Шрифт:
Интервал:
Закладка:
Кенни Блоук добавляет:
– Холли упоминала, что вы, Кармен, издаете Ника Грика на испанском.
– Да, я купила права на «Шестьсот пятое шоссе» еще до того, как Ник закончил рукопись романа, прямо как чувствовала.
– Потрясающая вещь! – говорит Кенни Блоук. – Премию Бриттана в прошлом году Ник получил вполне заслуженно.
– У Ника чудесная душа, – замечает ньюфаундлендская поэтесса, имени которой я не помню, но глаза у нее как у тюлененка на гринписовском плакате. – Просто чудесная.
– Кармен всегда ставит на победителя, – говорит Мигель. – Но, по-моему, книга Холли продается намного лучше, да, Кармен?
– Кстати, чуть не забыла, – спохватывается Кармен Салват. – Холли, с тобой очень хотела познакомиться жена нашего министра культуры. Ты не возражаешь?
Она уводит эту Сайкс, а я любуюсь аппетитными бедрами Кармен Салват и начинаю воображать, что вот сейчас зазвонит мой телефон и какой-то врач из Лондона сообщит мне страшную новость: пьяный водитель столкнулся на Хаммерсмитской эстакаде с «саабом» Зои; и она, и мои дочери погибли. На следующий день я улетаю домой, на похороны. Моя скорбь благородна и сокрушительна, и я отстраняюсь от жизни. Меня иногда видят в метро, на самых мрачных линиях лондонской подземки, в четвертой и пятой пригородных зонах. Весна прибавляет, лето умножает, осень вычитает, зима разделяет.
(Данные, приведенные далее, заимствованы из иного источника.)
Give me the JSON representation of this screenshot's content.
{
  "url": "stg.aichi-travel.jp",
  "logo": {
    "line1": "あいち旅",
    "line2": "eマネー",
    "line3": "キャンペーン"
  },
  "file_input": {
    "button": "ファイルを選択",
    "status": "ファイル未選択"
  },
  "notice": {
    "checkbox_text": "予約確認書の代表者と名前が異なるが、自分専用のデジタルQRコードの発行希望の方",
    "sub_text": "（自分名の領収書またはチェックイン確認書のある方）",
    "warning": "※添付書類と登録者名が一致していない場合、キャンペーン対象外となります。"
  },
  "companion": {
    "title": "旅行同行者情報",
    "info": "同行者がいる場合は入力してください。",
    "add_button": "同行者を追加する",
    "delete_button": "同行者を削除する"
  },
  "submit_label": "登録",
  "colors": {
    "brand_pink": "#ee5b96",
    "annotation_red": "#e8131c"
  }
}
Год спустя Криспин Херши попадает на конечную станцию линии «Пиккадилли», в аэропорту Хитроу. Он выходит из подземки, забредает в зал отправления, замечает на табло слово «Картахена» – тот самый город, в котором он еще был мужем и отцом. Поддавшись необъяснимому порыву, он покупает билет в один конец (по какой-то причине у него при себе паспорт) и вечером того же дня бредет по улицам старого колониального квартала в колумбийском городе. Влюбленные девушки и парни на скутерах, надрывный птичий щебет, тропические цветы на вьющихся лианах, saudade[80] и одиночество, сто лет одиночества; а потом, когда на Пласа-де-ла-Адуана сгущаются тропические сумерки, Херши видит женщину, теребящую ожерелье из ляпис-лазури, и они замирают, глядя друг на друга, в средоточии кружащего водоворота мироздания. Как ни удивительно, ни один из них не удивлен…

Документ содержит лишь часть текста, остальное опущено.